After graduation in 2010, he joined Oji Holdings Corp to play for the industrial leagues. In his 1st year, he was given the Best Pitcher Award during the Aichi Federation President's Cup, and from then onwards, he led his team to the intercity baseball tournament for 3 years straight.

==Hanshin Tigers==
He was the Hanshin Tigers' 5th round pick in the 2013 Nippon Professional Baseball draft.

===2014===

He was able to immediately join the main roster's spring training camp in February, which was considered quite an achievement for a rookie who was a 5th round pick or lower. Afterwards, he was given the chance to pitch in 4 pre-season exhibition games. On March 11, he suffered his first loss when he surrendered a home run to Giants rookie Seiji Kobayashi, and eventually lost his chance to make it to the opening day roster when he finished the preseason games with a 13.5 ERA.

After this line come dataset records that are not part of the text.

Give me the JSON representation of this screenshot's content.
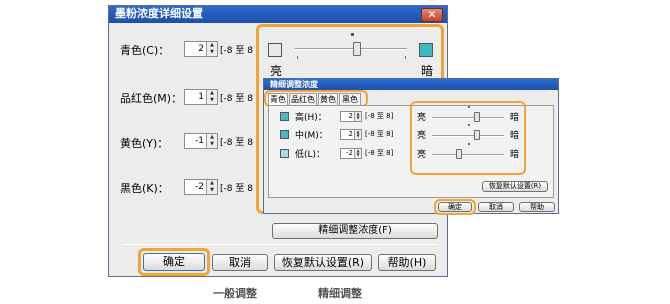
{
  "main_dialog": {
    "title": "墨粉浓度详细设置",
    "close_glyph": "✕",
    "colors": [
      {
        "label": "青色(C)：",
        "value": "2",
        "range": "[-8 至 8"
      },
      {
        "label": "品红色(M)：",
        "value": "1",
        "range": "[-8 至 8"
      },
      {
        "label": "黄色(Y)：",
        "value": "-1",
        "range": "[-8 至 8"
      },
      {
        "label": "黑色(K)：",
        "value": "-2",
        "range": "[-8 至 8"
      }
    ],
    "fine_adjust_button": "精细调整浓度(F)",
    "buttons": {
      "ok": "确定",
      "cancel": "取消",
      "restore": "恢复默认设置(R)",
      "help": "帮助(H)"
    }
  },
  "overlay_slider": {
    "light_label": "亮",
    "dark_label": "暗",
    "swatch_color": "#3fb8c4",
    "level": 0.55
  },
  "fine_dialog": {
    "title": "精细调整浓度",
    "tabs": [
      "青色",
      "品红色",
      "黄色",
      "黑色"
    ],
    "rows": [
      {
        "label": "高(H)：",
        "value": "2",
        "range": "[-8 至 8]",
        "swatch": "#4ab8c4",
        "level": 0.62
      },
      {
        "label": "中(M)：",
        "value": "2",
        "range": "[-8 至 8]",
        "swatch": "#4ab8c4",
        "level": 0.62
      },
      {
        "label": "低(L)：",
        "value": "-2",
        "range": "[-8 至 8]",
        "swatch": "#a9dde3",
        "level": 0.38
      }
    ],
    "light_label": "亮",
    "dark_label": "暗",
    "restore_button": "恢复默认设置(R)",
    "buttons": {
      "ok": "确定",
      "cancel": "取消",
      "help": "帮助"
    }
  },
  "captions": {
    "general": "一般调整",
    "fine": "精细调整"
  },
  "accent": "#f2a533"
}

He played in western league (farm) games for most of the season, but he finally made it to the main roster on July 14, replacing Kosuke Katoh. He debuted on July 27 as a reliever against the Hiroshima Carps, where he faced 2 batters and struck out one. Four days later however, he gave away his first run when he pitched 2/3rds of an inning against the Swallows. Due to his difficulty in pitching against left-handed hitters (3 hits in 4 at-bats), he was demoted back to ni-gun. He spent the remainder of the season pitching in the minors, where he pitched in a total of 34 games and finished with a 1.95 ERA.

===2015===
On 4 July 2015 Yamamoto made his first professional start, pitching 5 innings in a 7-6 win against the Yokohama DeNA BayStars and earning the first win of his career.